I write and reflect on this this as a pastor within the SBC who is committed to seeing a way forward for our convention that has a severely checkered past, riddled with racism and white supremacy, yet stands currently at this moment as the largest mission sending agency in history. I’m committed as a pastor to our local church, and I’m committed to seeing our convention get this moment right, as we grapple with our own #MeToo moment. As one of our leaders, Al Mohler, writes: Judgment has now come to the house of the Southern Baptist Convention. How we choose to handle our own inevitable crises due to the depravity of all human nature will chart the trajectory of our future and influence in our culture. So what leadership lessons can our evangelical culture, and more specifically our own Southern Baptist Convention, glean from these cultural moments?
3 Leadership Lessons for the SBC:
1. Words have consequences and leaders must use them as tools for healing.
In his powerful book The Weight of Glory, Lewis writes this:
It may be possible for each to think too much of his own potential glory hereafter; it is hardly possible for him to think too often or too deeply about that of his neighbor. The load, or weight, or burden of my neighbor’s glory should be laid on my back, a load so heavy that only humility can carry it, and the backs of the proud will be broken. It is a serious thing to live in a society of possible gods and goddesses, to remember that the dullest and most uninteresting person you can talk to may one day be a creature which, if you saw it now, you would be strongly tempted to worship, or else a horror and a corruption such as you now meet, if at all, only in a nightmare. All day long we are, in some degree, helping each other to one or other of these destinations. It is in the light of these overwhelming possibilities, it is with the awe and the circumspection proper to them, that we should conduct all out dealings with one another, all friendships, all loves, all play, all politics. There are no ordinary people. You have never talked to a mere mortal.
This means that when an SBC leader is on video making unwise, unbiblical, hurtful, dangerous and misogynist statements about women, we need to remember that as leaders, we are men and women of reconciliation. We are created in God’s image, so human flourishing is a distinctly Christian concept, and to dismiss derogatory statements against gender, racial or sexual minorities, we’re ranking humanity on a scale of who is and who isn’t worthy of flourishing. This is opposing the work of restoration the Father is about in our world. As Lewis writes: All day long we are, in some degree, helping each other to one or other of these destinations…you have never talked to a mere mortal. Every day, every word, every interaction is helping those in our spheres of influence move toward redemption or destruction. We must never take our words lightly, particularly in this digital age.

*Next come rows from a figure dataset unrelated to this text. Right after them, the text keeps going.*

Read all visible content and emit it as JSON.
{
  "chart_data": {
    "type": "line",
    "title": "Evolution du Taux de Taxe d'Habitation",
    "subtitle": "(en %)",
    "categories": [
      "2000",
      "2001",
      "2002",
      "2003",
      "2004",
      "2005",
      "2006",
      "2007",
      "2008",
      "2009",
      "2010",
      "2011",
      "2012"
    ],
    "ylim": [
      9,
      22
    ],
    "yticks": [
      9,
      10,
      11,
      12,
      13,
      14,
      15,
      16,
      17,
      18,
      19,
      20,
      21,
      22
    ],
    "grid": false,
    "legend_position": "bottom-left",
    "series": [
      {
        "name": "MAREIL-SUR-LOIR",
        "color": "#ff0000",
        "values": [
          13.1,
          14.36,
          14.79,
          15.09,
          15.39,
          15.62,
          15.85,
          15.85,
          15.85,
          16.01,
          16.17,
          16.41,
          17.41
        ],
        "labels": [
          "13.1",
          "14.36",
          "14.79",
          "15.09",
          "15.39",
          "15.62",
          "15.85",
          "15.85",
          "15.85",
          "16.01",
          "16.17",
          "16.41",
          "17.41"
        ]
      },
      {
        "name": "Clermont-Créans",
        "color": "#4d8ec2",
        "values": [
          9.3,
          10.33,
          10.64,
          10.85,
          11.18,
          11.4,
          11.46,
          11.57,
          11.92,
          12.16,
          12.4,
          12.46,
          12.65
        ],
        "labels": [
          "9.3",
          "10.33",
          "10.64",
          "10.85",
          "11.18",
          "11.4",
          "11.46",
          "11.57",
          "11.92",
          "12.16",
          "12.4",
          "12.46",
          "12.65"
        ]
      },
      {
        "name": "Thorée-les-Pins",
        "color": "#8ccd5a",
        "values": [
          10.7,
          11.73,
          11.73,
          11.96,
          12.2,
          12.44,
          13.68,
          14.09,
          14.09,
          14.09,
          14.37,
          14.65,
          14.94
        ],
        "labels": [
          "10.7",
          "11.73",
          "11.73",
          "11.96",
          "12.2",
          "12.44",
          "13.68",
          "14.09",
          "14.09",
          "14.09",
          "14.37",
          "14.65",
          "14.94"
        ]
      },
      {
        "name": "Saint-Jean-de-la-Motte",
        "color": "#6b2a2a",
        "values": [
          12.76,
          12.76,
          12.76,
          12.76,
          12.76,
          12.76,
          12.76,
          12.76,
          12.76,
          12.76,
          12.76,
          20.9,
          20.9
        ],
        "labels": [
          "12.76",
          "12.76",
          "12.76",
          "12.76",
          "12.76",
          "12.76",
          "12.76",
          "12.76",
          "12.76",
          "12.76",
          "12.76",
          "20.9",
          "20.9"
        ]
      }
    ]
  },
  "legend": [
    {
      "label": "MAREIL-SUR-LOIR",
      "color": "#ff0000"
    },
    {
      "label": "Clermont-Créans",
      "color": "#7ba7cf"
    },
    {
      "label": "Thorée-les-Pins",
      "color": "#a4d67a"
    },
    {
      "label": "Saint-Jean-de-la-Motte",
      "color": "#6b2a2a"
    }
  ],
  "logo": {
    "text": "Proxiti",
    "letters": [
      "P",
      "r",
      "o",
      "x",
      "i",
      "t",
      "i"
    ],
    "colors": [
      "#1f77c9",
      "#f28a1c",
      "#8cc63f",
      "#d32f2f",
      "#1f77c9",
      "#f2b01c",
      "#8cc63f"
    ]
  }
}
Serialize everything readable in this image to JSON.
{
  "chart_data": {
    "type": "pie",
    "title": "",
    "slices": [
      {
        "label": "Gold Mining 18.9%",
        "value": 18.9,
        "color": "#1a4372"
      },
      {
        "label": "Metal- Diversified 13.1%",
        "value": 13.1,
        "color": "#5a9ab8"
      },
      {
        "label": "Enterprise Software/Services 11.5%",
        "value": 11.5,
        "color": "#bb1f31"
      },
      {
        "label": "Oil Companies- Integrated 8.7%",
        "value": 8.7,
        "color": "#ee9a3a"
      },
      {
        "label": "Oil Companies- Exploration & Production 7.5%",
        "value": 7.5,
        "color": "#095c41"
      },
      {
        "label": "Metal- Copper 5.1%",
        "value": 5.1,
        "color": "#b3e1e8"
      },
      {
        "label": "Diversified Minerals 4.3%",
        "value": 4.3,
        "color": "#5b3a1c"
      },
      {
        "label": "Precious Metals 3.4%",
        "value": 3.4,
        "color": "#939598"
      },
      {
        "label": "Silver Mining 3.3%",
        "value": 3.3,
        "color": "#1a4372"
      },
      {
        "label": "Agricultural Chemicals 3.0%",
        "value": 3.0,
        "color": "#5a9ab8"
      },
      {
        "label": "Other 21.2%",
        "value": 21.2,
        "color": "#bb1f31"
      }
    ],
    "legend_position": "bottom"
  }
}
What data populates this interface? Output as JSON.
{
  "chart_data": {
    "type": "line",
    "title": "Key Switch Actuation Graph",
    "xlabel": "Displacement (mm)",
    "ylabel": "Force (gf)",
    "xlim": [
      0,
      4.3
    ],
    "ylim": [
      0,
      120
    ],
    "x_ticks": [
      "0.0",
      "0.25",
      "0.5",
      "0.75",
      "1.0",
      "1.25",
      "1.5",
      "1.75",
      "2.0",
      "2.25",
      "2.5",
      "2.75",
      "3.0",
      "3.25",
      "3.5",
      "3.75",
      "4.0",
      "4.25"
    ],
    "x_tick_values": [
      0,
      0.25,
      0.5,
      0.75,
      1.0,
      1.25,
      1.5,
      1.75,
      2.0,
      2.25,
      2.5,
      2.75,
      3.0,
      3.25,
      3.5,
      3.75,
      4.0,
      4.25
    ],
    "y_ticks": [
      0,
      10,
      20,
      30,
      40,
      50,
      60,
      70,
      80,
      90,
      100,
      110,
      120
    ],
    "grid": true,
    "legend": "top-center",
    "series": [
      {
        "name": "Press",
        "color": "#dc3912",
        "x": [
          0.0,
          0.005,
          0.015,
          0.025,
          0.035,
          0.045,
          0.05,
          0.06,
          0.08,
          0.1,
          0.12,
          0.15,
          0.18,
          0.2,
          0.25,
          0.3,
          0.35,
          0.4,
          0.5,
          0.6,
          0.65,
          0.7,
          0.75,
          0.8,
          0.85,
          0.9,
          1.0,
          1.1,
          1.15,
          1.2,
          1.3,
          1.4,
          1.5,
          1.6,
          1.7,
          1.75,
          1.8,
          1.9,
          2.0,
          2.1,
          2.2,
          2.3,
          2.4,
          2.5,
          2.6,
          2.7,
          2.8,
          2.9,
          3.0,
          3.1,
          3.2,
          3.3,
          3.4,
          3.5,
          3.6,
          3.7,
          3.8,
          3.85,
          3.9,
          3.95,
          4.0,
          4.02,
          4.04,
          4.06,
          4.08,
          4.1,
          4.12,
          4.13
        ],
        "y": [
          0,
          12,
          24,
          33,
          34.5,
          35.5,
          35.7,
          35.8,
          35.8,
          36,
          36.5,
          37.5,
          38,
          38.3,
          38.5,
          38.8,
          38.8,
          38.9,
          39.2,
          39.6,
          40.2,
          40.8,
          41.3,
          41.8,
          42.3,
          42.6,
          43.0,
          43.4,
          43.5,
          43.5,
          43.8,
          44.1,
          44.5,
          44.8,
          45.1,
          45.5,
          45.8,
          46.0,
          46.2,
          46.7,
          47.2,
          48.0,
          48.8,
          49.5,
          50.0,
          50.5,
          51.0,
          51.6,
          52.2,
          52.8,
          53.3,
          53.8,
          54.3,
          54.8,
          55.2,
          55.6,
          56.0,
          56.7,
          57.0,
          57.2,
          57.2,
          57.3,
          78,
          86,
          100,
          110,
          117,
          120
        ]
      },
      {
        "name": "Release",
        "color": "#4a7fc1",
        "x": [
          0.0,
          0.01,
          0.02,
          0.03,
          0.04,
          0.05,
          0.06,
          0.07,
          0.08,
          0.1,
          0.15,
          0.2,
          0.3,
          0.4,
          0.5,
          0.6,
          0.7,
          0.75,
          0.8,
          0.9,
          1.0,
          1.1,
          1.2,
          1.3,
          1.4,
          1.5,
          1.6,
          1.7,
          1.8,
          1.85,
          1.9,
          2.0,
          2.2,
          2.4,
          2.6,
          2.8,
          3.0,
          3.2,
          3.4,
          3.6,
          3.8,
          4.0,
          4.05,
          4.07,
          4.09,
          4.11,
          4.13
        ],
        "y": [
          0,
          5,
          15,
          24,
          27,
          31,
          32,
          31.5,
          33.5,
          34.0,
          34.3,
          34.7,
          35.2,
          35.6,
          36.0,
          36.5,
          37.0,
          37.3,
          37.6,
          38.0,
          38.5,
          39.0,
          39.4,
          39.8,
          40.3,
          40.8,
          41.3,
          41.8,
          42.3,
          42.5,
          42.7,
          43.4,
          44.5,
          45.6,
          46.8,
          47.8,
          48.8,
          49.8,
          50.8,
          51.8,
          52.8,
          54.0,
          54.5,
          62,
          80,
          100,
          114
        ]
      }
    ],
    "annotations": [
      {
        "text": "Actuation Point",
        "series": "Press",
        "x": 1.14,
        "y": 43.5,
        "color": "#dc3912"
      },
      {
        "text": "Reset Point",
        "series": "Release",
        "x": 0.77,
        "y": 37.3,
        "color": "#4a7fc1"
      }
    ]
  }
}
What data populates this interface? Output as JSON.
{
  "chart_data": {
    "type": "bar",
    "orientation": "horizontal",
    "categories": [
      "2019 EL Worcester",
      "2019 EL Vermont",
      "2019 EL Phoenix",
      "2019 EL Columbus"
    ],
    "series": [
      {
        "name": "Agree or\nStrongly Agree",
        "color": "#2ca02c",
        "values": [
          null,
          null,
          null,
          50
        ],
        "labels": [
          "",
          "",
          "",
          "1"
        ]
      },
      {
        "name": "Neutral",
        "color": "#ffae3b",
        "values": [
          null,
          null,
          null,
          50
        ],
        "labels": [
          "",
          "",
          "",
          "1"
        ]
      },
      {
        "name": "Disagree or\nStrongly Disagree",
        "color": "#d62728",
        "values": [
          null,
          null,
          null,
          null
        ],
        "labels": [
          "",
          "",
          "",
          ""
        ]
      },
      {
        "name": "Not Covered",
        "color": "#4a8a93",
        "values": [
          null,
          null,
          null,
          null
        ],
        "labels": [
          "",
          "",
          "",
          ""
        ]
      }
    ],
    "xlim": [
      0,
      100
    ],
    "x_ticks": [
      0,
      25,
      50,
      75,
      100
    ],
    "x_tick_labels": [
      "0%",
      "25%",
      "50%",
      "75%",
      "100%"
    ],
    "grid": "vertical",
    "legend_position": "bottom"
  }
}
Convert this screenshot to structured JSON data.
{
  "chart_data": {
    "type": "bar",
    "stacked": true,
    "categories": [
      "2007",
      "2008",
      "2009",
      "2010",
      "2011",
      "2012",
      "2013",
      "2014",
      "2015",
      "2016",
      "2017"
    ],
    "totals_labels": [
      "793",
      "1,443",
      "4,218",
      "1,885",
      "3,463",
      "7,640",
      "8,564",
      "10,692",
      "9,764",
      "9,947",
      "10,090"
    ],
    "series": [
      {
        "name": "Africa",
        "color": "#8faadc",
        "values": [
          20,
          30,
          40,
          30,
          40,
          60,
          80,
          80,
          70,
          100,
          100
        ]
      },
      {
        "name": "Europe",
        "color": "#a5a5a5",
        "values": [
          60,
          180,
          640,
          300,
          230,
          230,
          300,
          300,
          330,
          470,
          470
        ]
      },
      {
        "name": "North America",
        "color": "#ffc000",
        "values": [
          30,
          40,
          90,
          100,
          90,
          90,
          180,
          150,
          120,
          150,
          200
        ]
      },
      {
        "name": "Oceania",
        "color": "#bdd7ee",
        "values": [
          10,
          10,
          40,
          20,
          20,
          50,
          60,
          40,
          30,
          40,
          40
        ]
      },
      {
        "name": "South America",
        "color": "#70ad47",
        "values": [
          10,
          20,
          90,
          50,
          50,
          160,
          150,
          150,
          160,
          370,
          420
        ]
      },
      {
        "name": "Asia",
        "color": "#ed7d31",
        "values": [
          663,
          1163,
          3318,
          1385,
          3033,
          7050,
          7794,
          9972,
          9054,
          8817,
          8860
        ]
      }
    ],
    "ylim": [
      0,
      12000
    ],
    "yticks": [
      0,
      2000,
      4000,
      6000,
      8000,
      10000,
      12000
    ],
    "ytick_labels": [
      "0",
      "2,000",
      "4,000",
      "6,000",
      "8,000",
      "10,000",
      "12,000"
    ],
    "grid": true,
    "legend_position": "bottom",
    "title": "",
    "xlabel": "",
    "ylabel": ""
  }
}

2. Christian leaders should be more aggressive in justice and human flourishing than the unbelieving world.
Doing what is right is always costly, but we should be willing to pay the cost. Canceling a hit show, closing 8,000 stores, making public statements, investing in millions of dollars to retrain—these decisions are costly. However, in all areas of leadership, the upfront cost pales in comparison to the long term loss of ignoring systemic issues. Christian leaders should not shy away from making bold, swift statements due to initial short term fallout, whether that cost is financial or the loss of internal public opinion. As Christian leaders, we also must be more intentional, decisive and affirming of speaking out against anything that tears at the fabric of our whole-life/pro-life ethic of human flourishing. Standing firm on a “womb to tomb” theology, we must never allow men or women, old guard or new, to speak or act disparagingly against another image-bearer. It is in our swift defense and action that our culture will begin to believe us when we discuss pro-life issues. Being pro-life regarding the unborn, but dismissive about women or minorities, rips at the fabric of our argument, leaving us sounding like hollow hypocrites, an emperor with no clothes. We must fight for all human flourishing at a pace that sets the standard for culture, not the other way around.